Régis Duprat, no encarte datado de 1978 e publicado com o 
disco “Dobrados”, volume n.º 4 da coletânea “Três Séculos de Música Brasileira”, 
dirigida por Marcus Pereira, sugere, também, a seguinte explicação: (No percurso da 
banda)...“o ritmo, então, torna-se mais cômodo, mais lânguido; fixa-se o seu 
andamento por volta de 110 passos por minuto. Poderíamos explicá-lo por seus 
conluios com a languidez do lundu, do tanguinho, do maxixe, e pela tropicalização 
generalizada que os gêneros ganharam nestes Brasis?” Fica, pois, a explicação 
levantada pelo grande maestro e pesquisador. 

3. Estrutura formal 
Formalmente, o dobrado varia muito pouco, mantendo-se 
dentro de uma estrutura ternária em que identificamos uma primeira parte (A), uma 
segunda (B) e um trio (C). A primeira parte tem sempre uma pequena introdução, de 
quatro a dezesseis compassos, sendo raramente maior que isso. O trio também pode 
ser antecedido de uma pequena introdução ou, na verdade, um intermezzo, Após o 
trio (C), tem lugar uma reexposição das duas primeira partes (A-B). O esquema é o 
seguinte: 

> A-B-C e reexposição A-B. 

Embora dispensada em gravações, talvez para economia de 
espaço nos discos, a reexposição é aspecto imprescindível da estrutura do gênero 
musical, de sorte que uma outra maneira de identificarmos a estrutura do dobrado 
leva-nos a considerar a seguinte fórmula, também ternária: a exposição (A-B), o trio 
(C) e a reexposição (A-B), determinada na partitura pelo Da Capo (D.C.) ou Da 
Capo al Fine. 
Cabe aqui ressaltar que, diferentemente das marchas, nos 
dobrados, é característica fundamental da exposição que a sua última parte seja um 
solo dos instrumentos mais graves (baixos, trombones e bombardinos). Este solo, 
vibrante. grave e fortíssimo, é chamado de solo do baixo ou forte do baixo. É 
acompanhado por todos os instrumentos de percussão, com forte marcação dos 
bombos e dos pratos, e pela harmonia executada pela trompas, trompetes, flautas e 
clarinetes, que, às vezes, executam harpejos, trinados e outras inventivas e curiosos 
ornamentos musicais. Vale notar que a execução do dobrado termina, quase 
invariavelmente, após a reexposição do forte do baixo. 

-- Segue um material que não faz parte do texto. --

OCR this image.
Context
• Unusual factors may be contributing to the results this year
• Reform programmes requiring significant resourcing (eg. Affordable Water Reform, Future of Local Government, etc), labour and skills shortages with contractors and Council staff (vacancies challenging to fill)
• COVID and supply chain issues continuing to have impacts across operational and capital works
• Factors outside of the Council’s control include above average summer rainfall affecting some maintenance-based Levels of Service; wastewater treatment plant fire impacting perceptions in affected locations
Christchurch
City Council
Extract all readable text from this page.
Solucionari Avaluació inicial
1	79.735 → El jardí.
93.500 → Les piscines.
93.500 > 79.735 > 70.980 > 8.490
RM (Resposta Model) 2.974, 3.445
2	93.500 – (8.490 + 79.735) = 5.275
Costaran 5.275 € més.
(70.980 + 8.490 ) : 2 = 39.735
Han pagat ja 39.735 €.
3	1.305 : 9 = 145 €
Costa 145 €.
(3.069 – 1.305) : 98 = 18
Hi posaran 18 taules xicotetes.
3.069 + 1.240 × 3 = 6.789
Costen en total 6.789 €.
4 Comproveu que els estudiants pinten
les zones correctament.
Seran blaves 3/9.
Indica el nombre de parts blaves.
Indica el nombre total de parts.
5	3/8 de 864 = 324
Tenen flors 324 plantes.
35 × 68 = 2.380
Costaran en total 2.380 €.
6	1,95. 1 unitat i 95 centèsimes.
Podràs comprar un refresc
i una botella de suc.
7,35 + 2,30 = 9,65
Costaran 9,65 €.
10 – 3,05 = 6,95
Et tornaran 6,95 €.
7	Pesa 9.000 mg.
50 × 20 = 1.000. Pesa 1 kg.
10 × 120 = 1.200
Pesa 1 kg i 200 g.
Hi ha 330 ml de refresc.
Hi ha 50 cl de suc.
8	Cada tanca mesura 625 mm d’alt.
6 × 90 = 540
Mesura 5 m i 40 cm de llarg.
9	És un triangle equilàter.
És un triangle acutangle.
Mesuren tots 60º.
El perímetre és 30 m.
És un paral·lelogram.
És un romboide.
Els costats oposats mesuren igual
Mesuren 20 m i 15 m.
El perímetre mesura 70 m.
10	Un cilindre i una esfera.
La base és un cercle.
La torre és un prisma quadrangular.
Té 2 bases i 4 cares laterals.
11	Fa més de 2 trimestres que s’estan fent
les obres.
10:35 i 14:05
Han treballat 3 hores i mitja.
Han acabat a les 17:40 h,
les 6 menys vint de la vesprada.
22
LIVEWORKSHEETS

O trio tem andamento ligeiramente mais lento do que as 
demais partes do dobrado. Caracteriza-se, também, pela suavidade e doçura de sua 
linha melódica, executada com dinâmica próxima do pianíssimo. Tem arranjos e 
instrumentação peculiares, onde não faltam graves solos dos clarinetes, chorosos 
duetos e outros elementos influenciados por sentimentos difusos, fazendo-nos lembrar 
certa melancolia, encontradiça também nas valsas e em outros gêneros nacionais ou 
nacionalizados. 

A seguir é feito um resumo, que sabemos árido, mas que 
pretendemos exaustivo, sobre a estrutura formal do gênero dobrado, cuja fórmula 
mais simples, esquematicamente, representa a sua estrutura ternária. Todas as 
demais, como veremos, serão variantes desta, que tem primeira parte (A), segunda 
(B), trio (C) e reexposição ou Da Capo (A-B): 

> A-B-C-A-B. 

É muito grande o número de dobrados cujos temas levam ao 
desdobramento da exposição em três partes (A-B-C), ao invés de somente as duas 
básicas (A-B). Haverá, neste caso, a reexposição da primeira (A), representada por 
(A-B-A), cuja indicação, na partitura, é feita por um retorno “dal Segno ou S” e um 
salto “al Coda ou símbolo O”. Seguem-se então, a terceira parte, que é o solo do 
baixo (C), e o trio (D), para, então, indicada pelo Da Capo, ser feita a reexposição. 
Esta reexposição, às vezes, é abreviada na sua execução, pois, embora não haja 
indicação nas partituras, os maestros dispensam a segunda parte (B), ou seja, 
determinam a execução direta do salto al Coda, também chamado “pulo do Ó”, indose 
da primeira parte (A) para o solo do baixo (C ) e. assim, finalizar-se o dobrado. 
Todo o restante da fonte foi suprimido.